Every place I play tennis, the octogenarians steal at least one tennis court to make 2 Pickle Ball courts. They haven’t earned those courts by organizing the game, certifying thousands of coaches, teaching tons of people and convincing every private club and town to build courts. Tennis has been doing that since 1890.
Pickle Ballers just drop their cheap-ass nets, paint some fucked up blue lines and take our tennis courts like they are the fucking zombie pirates from a Disney movie.
If you are forced to witness a Pickle Ball game, it’s 15 minutes of talking and debating for every 30 seconds of play.
They can’t hear each other because they turn down their hearing aids to block those god awful thwacking sounds. They spend the whole match “screaming” at each other — no one can hear shit.

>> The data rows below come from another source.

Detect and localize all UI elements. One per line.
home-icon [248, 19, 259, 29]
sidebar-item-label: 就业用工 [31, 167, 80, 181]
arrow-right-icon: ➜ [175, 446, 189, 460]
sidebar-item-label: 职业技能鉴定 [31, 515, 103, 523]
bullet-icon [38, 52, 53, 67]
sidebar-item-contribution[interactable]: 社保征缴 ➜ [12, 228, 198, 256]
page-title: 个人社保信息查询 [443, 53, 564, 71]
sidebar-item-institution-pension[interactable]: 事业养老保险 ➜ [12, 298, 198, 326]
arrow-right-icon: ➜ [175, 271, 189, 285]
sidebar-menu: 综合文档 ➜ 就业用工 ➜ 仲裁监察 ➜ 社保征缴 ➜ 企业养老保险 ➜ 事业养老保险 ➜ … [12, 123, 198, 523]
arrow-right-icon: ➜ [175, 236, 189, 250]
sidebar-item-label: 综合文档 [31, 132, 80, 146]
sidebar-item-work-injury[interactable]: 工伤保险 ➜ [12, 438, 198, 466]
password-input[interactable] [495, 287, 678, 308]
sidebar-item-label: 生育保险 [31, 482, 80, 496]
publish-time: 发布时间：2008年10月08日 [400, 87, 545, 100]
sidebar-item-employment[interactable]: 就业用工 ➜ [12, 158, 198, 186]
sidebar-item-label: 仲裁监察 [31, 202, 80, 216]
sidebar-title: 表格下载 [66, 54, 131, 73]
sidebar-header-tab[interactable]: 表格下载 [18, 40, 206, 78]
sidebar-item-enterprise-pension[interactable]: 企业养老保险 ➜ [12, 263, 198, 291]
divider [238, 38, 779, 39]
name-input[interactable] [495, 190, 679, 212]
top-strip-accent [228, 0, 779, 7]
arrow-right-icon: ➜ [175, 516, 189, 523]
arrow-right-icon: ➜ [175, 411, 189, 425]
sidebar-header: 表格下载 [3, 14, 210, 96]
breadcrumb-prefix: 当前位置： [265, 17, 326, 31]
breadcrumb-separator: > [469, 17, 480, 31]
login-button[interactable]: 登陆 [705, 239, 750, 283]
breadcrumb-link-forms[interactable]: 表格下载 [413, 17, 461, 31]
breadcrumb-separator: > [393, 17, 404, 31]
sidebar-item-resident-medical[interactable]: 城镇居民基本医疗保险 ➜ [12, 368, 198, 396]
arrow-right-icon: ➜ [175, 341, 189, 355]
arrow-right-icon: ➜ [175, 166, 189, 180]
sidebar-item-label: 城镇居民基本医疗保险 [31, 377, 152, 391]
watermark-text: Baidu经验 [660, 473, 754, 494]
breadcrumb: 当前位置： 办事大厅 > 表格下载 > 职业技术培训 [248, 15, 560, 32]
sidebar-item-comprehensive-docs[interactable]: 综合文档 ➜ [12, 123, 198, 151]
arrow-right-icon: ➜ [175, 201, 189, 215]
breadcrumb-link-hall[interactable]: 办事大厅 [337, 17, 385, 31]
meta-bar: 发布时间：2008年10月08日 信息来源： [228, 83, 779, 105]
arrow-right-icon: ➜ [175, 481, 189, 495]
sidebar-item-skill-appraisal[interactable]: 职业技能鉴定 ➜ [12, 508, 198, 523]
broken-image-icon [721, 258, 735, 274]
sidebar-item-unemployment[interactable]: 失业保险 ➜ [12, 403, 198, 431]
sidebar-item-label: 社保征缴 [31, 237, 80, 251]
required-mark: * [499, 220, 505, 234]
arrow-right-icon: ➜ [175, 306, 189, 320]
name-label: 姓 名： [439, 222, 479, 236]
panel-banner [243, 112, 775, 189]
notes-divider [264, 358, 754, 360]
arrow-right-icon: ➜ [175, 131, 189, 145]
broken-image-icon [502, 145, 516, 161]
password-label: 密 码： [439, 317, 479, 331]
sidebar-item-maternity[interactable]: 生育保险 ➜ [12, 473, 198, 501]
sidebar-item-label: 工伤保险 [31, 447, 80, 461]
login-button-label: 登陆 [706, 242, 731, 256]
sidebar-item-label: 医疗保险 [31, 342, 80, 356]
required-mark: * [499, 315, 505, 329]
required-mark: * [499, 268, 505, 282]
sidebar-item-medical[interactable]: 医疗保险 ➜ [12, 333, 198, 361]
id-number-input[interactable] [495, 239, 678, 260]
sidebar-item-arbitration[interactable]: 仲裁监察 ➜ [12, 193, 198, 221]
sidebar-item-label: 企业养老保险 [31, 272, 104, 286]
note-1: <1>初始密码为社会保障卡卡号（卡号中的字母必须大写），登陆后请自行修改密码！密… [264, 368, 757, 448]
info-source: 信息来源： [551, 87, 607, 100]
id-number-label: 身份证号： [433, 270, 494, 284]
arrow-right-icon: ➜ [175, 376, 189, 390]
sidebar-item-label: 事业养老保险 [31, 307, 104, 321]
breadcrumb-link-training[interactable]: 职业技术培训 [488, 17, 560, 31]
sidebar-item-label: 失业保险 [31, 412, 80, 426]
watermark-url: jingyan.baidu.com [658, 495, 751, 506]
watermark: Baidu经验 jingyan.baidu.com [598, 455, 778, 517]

They can’t remember shit either — especially the score… Every game is like taking your senile uncle to lunch. “Where are we?”
With the smaller court and slower “ball”, every tennis player knows that’s where we will eventually be exiled.
We will have to pick up a paddle and a fucking whiffle ball and wait for grim death to embrace what little is left of our non-existent souls.
So, long live tennis. And Fuck You Pickle Ball. I’ll walk on your shitty little courts right after I’m admitted to hospice.
I’m not in hospice, yet. It’s much, much worse than that… I’m in a Pickle(ball).